Dalam pertemuan tersebut, Hidayat menjelaskan bahwa Tenun Sambu merupakan salah satu warisan budaya masyarakat Mamasa yang memiliki karakteristik khas, reputasi yang kuat, serta diwariskan secara turun-temurun. Menurutnya, perlindungan Indikasi Geografis menjadi langkah strategis untuk menjaga keaslian produk sekaligus memberikan nilai tambah bagi para pengrajin dan masyarakat setempat.

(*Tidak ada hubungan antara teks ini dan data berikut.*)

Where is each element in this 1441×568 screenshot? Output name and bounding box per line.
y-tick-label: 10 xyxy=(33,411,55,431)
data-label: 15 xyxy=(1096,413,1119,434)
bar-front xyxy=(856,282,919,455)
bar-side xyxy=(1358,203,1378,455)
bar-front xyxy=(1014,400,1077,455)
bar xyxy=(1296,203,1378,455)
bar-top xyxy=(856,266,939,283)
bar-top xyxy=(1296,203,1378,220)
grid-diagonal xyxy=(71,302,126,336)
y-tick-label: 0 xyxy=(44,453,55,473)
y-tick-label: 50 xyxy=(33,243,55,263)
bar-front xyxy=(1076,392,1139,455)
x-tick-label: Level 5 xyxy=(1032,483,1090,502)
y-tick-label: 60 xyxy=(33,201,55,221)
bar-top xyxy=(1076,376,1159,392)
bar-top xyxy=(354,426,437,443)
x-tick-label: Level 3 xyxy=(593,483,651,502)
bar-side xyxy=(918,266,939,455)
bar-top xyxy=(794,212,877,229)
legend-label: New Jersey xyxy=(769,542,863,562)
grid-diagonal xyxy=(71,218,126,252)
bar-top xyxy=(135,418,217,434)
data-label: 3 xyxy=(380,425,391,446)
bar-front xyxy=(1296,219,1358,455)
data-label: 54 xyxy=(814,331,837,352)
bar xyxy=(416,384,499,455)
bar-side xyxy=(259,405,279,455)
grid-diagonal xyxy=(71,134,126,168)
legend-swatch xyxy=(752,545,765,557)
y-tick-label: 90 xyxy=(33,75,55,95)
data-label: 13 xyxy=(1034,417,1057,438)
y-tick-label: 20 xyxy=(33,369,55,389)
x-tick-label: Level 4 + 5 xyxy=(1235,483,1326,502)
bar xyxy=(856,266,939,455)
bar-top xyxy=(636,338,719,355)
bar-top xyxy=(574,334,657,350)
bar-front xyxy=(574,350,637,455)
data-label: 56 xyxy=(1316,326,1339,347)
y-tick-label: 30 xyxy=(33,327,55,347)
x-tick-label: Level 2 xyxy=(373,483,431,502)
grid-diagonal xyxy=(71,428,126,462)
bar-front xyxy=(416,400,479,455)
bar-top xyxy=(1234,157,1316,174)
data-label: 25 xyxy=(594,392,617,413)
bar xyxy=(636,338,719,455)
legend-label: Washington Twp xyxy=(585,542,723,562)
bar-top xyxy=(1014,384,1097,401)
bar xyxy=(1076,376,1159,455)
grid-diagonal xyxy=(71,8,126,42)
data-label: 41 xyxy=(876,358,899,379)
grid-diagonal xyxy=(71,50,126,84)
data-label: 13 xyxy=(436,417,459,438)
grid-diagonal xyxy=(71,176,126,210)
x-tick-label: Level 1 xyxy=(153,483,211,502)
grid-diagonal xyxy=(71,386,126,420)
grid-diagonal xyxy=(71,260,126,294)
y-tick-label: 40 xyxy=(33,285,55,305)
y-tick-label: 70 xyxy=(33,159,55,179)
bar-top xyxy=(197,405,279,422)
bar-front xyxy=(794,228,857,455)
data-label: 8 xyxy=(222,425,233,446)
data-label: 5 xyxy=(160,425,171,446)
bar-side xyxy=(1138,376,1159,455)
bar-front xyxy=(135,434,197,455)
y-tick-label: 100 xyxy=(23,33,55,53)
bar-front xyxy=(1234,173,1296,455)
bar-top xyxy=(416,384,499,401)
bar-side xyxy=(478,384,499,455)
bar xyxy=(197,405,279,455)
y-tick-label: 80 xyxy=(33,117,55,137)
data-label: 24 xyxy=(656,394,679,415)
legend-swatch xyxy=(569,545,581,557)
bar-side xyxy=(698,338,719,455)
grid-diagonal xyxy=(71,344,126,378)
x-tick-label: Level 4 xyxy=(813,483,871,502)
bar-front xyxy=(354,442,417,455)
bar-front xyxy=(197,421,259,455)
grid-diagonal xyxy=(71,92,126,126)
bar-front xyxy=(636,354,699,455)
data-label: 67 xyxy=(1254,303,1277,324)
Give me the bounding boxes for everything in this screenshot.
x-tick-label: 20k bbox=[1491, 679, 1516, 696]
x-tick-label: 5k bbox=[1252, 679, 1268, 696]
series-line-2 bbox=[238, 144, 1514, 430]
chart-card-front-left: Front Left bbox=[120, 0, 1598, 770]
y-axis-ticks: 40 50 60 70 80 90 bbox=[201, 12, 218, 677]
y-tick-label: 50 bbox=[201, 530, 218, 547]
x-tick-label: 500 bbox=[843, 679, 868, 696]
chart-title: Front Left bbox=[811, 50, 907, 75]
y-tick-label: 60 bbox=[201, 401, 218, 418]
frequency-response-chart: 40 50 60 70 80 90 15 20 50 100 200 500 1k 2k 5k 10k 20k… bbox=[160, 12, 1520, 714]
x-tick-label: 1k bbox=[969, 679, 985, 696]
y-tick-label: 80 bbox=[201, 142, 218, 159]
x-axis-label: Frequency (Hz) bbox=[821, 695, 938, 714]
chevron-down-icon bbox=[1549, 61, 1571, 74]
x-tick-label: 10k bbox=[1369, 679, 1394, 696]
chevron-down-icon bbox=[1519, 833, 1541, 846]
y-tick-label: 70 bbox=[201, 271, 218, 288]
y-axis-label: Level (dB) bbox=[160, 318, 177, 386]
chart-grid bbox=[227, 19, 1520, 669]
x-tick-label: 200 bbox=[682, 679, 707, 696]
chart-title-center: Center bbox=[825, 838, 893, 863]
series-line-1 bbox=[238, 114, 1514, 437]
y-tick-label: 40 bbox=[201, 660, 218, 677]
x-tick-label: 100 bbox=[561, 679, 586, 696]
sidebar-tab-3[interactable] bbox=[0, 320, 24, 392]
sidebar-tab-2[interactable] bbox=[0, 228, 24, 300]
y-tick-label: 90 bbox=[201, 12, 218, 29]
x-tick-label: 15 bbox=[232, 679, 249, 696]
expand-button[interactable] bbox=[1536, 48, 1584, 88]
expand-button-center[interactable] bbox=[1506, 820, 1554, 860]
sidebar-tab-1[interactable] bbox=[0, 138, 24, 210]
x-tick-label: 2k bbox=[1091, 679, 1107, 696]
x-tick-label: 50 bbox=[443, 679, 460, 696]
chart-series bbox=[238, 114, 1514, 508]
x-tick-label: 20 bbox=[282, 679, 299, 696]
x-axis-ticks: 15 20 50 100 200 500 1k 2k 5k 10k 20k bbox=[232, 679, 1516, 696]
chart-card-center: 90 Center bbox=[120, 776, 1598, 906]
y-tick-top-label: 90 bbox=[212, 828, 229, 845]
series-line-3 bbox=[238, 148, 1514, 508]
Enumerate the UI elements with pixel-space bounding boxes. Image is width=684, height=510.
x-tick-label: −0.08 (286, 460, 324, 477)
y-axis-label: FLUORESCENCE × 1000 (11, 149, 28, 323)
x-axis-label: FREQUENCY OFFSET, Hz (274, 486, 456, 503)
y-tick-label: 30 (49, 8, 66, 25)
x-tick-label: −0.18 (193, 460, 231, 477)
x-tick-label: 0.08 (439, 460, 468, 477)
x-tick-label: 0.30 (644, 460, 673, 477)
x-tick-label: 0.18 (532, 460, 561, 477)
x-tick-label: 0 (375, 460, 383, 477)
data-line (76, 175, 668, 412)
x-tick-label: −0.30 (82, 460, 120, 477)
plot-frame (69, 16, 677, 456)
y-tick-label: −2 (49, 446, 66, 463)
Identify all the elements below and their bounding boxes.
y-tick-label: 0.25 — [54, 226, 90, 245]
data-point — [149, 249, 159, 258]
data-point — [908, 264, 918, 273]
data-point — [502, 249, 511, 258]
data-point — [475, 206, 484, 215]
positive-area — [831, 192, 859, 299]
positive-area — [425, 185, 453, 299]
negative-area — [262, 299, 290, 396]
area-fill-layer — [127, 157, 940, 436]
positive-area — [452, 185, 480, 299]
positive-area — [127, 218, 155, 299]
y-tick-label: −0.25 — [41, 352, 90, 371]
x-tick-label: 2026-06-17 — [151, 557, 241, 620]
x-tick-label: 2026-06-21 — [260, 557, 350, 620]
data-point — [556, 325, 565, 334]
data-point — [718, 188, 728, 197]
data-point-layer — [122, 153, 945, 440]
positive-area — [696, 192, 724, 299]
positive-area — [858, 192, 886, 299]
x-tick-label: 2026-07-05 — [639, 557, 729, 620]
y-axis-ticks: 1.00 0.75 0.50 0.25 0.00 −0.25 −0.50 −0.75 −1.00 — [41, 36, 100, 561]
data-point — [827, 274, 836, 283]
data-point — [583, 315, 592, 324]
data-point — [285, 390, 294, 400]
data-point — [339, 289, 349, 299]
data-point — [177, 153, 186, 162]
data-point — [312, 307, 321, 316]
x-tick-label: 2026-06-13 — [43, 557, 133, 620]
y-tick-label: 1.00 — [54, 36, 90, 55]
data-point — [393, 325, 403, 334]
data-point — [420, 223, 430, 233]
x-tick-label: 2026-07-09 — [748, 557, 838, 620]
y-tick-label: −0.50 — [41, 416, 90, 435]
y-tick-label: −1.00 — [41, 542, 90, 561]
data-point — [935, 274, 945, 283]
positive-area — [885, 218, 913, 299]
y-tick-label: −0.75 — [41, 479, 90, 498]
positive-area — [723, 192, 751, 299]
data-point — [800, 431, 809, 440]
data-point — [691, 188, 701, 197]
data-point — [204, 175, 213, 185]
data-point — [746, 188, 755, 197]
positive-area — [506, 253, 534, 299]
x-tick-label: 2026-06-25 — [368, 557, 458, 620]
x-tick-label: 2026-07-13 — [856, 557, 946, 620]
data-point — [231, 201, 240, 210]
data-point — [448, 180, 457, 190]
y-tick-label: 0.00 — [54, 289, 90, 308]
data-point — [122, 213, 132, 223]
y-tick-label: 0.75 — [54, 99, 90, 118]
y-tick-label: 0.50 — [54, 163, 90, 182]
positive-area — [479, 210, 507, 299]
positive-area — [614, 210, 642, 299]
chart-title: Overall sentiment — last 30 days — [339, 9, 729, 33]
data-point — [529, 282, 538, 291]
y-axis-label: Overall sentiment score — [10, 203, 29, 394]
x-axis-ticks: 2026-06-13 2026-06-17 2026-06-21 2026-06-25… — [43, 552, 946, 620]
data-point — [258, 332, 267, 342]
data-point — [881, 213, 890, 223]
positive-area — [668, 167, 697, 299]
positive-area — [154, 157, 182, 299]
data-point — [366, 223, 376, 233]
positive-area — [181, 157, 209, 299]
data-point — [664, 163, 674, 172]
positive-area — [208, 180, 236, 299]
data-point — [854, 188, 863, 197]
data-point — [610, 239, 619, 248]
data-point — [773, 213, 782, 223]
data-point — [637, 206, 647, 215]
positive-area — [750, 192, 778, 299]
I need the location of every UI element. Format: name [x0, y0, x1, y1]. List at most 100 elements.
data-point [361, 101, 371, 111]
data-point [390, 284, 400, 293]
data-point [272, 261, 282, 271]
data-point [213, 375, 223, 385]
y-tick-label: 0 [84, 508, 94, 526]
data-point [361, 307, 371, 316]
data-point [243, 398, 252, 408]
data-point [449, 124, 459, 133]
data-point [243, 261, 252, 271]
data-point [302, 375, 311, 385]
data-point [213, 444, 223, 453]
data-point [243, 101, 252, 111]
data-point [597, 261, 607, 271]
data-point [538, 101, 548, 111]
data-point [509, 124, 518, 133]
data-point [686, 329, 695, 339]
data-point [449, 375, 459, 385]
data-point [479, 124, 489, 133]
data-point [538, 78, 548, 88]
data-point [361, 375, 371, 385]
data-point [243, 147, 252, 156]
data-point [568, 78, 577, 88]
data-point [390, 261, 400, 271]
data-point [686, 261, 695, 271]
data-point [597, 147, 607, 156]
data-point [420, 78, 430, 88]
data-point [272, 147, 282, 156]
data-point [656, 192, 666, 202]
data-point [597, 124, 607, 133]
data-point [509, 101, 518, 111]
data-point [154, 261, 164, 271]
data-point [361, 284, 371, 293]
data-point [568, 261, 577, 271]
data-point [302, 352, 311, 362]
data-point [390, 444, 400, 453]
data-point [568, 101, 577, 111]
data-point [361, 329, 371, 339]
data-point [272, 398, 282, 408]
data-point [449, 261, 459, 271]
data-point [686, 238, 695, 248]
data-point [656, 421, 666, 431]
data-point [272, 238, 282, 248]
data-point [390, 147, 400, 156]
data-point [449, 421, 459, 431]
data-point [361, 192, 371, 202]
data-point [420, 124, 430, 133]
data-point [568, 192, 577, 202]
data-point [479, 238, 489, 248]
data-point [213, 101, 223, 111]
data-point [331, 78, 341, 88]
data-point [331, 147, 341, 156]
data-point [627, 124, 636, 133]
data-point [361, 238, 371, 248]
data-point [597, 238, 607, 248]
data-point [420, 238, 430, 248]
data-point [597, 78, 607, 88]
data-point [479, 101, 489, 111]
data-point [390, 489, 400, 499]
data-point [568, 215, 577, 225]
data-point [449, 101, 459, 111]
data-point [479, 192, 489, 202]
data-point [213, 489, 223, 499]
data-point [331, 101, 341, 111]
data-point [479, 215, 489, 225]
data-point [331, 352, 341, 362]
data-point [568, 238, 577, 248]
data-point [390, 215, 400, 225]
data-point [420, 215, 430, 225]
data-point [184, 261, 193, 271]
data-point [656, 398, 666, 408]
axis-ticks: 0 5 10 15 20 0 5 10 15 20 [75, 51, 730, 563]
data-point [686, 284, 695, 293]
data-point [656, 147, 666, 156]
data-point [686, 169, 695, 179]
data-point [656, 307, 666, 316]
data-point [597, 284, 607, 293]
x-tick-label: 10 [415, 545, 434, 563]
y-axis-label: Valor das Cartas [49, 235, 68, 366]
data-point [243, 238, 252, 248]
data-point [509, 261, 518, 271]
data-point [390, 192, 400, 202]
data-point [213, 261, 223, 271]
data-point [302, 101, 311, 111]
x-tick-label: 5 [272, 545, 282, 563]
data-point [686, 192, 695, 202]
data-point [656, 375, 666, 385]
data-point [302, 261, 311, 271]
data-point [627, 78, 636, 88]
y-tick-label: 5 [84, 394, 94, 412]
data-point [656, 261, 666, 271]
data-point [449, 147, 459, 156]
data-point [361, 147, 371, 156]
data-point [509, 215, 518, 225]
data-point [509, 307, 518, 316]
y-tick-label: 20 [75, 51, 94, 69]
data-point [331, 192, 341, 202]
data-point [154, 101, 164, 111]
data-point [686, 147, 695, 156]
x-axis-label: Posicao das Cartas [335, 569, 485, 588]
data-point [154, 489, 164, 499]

“Indikasi Geografis tidak hanya memberikan perlindungan hukum terhadap produk khas daerah, tetapi juga menjadi sarana untuk memperkuat identitas budaya dan meningkatkan daya saing produk di pasar,” jelas Hidayat.
Sementara itu, Juani memaparkan berbagai tahapan yang perlu dipersiapkan dalam proses pengajuan Indikasi Geografis, mulai dari inventarisasi data dan informasi produk, penguatan kelembagaan masyarakat pengrajin, hingga penyusunan dokumen deskripsi yang memuat karakteristik dan kekhasan Tenun Sambu.
Tenun Sambu dinilai memiliki sejumlah keunggulan yang mendukung pengajuan sebagai Indikasi Geografis, antara lain keunikan motif, teknik pembuatan yang khas, serta keterkaitannya yang erat dengan budaya dan identitas masyarakat Mamasa. Potensi tersebut diharapkan dapat menjadi dasar yang kuat dalam proses perlindungan hukum terhadap produk tersebut.
Melalui audiensi ini, Kanwil Kementerian Hukum Sulawesi Barat dan Pemerintah Kabupaten Mamasa berkomitmen memperkuat sinergi dalam mendorong perlindungan Tenun Sambu sebagai Indikasi Geografis. Upaya tersebut diharapkan tidak hanya memberikan manfaat ekonomi bagi masyarakat, tetapi juga mendukung pelestarian warisan budaya daerah agar tetap terjaga dan dikenal secara luas.
Kegiatan ini merupakan bagian dari komitmen Kanwil Kemenkum Sulawesi Barat dalam memperluas perlindungan Kekayaan Intelektual komunal dan mendorong lahirnya Indikasi Geografis baru dari berbagai potensi unggulan daerah di Sulawesi Barat.